The cuckoo is hatched and speaks a different language from his bird family. This causes him to leave home and seek out others who will understand him. My kid sure as heck doesn’t speak the same language as the rest of us. He communicates in a series of squeaks, squawks and babbles, but there’s no way I’m letting him set out into the world in search of his own people. What kind of message does that send anyway? If you are different from your family, leave them, because you don’t belong.
Anyway, the poor bird goes about, meeting other animals and trying to communicate with them, with no success. He even goes to a school that will teach him to speak sheep. He is a failure at this. Evidently, the only failure because everyone else, ranging from a human to a giraffe are picking up sheep speak at a rapid rate. Depressed (at least I assume he is at this point) and alone he continues until he finally hears a “cuckoo”.
A cuckoo that is (and I’m spoiling the ending for you right here) coming from a TOY bird. A toy bird that dies immediately after the cuckoo locates the source of his own language.

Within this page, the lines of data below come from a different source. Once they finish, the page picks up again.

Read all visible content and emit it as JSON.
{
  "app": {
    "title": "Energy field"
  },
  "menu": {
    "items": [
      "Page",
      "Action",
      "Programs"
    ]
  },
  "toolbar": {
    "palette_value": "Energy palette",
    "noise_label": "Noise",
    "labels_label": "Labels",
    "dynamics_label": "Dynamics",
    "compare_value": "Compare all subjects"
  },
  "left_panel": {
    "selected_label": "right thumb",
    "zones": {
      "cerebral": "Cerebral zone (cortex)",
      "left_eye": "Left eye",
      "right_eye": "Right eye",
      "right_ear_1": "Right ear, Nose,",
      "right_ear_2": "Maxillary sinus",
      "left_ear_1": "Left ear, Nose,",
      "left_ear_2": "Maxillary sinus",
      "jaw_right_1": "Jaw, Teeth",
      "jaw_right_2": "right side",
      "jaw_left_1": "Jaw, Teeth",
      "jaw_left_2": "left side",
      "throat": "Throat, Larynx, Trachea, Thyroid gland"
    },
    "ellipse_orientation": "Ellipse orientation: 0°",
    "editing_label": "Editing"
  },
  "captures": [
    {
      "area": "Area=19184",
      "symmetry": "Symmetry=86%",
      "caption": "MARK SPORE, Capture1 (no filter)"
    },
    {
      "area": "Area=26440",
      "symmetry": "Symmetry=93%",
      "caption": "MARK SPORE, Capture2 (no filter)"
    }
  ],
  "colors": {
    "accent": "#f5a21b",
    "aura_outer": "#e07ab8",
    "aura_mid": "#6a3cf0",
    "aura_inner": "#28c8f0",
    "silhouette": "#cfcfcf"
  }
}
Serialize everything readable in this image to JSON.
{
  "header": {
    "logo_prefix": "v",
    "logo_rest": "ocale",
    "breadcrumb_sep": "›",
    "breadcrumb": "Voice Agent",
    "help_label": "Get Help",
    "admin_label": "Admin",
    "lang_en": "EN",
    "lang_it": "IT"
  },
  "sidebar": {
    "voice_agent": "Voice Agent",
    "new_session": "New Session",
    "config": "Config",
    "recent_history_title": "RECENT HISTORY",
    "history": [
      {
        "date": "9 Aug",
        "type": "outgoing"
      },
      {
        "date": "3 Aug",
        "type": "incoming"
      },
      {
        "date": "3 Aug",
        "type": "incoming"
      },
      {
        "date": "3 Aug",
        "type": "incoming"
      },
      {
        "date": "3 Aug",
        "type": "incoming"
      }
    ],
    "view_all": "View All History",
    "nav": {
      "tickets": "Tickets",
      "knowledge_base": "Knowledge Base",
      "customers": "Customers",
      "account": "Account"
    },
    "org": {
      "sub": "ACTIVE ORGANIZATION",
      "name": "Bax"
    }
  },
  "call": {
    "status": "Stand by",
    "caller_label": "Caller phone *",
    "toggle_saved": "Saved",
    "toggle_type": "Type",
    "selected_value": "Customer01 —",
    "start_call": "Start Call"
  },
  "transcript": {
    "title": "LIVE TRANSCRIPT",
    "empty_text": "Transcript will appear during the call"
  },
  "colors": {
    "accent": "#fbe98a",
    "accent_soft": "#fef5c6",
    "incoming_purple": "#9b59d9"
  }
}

Of course, the toy bird belonged to a boy child who loved to repeat the word cuckoo himself, so he is overjoyed to find a real live cuckoo which he will befriend (capture?) in its place.
To sum up what I have learned from this book:
Your family will not accept you if you are different.
Any attempts to reach out to others will also fail.
You will never find someone like yourself, so make do with whoever comes along even if that means being a pet or toy rather than part of a family.
Normally, I wouldn’t be reacting so strongly, but the art is ridiculously cute and the pages of animals trying to speak to each other despite a language barrier are adorable. I even love the little boy who tries so hard to say “cuckoo” because it is exactly what my own little boy does. Which is why it is so much more disappointing that the whole message of the story is awful.
But, my kid loves it. He’ll drag it off the table or shelf and whimper until I start reading. So, for now I’ll keep reading it to him, hopefully he’s too young to absorb the plot, but there is no way this would enter my house on a permanent basis.
Sex, Nudity, Dating – None.
Profanity – None.
Death, Violence and Gore – A toy bird breaks.
Drugs, Alcohol and Smoking – None.
Frightening or Intense Things – None.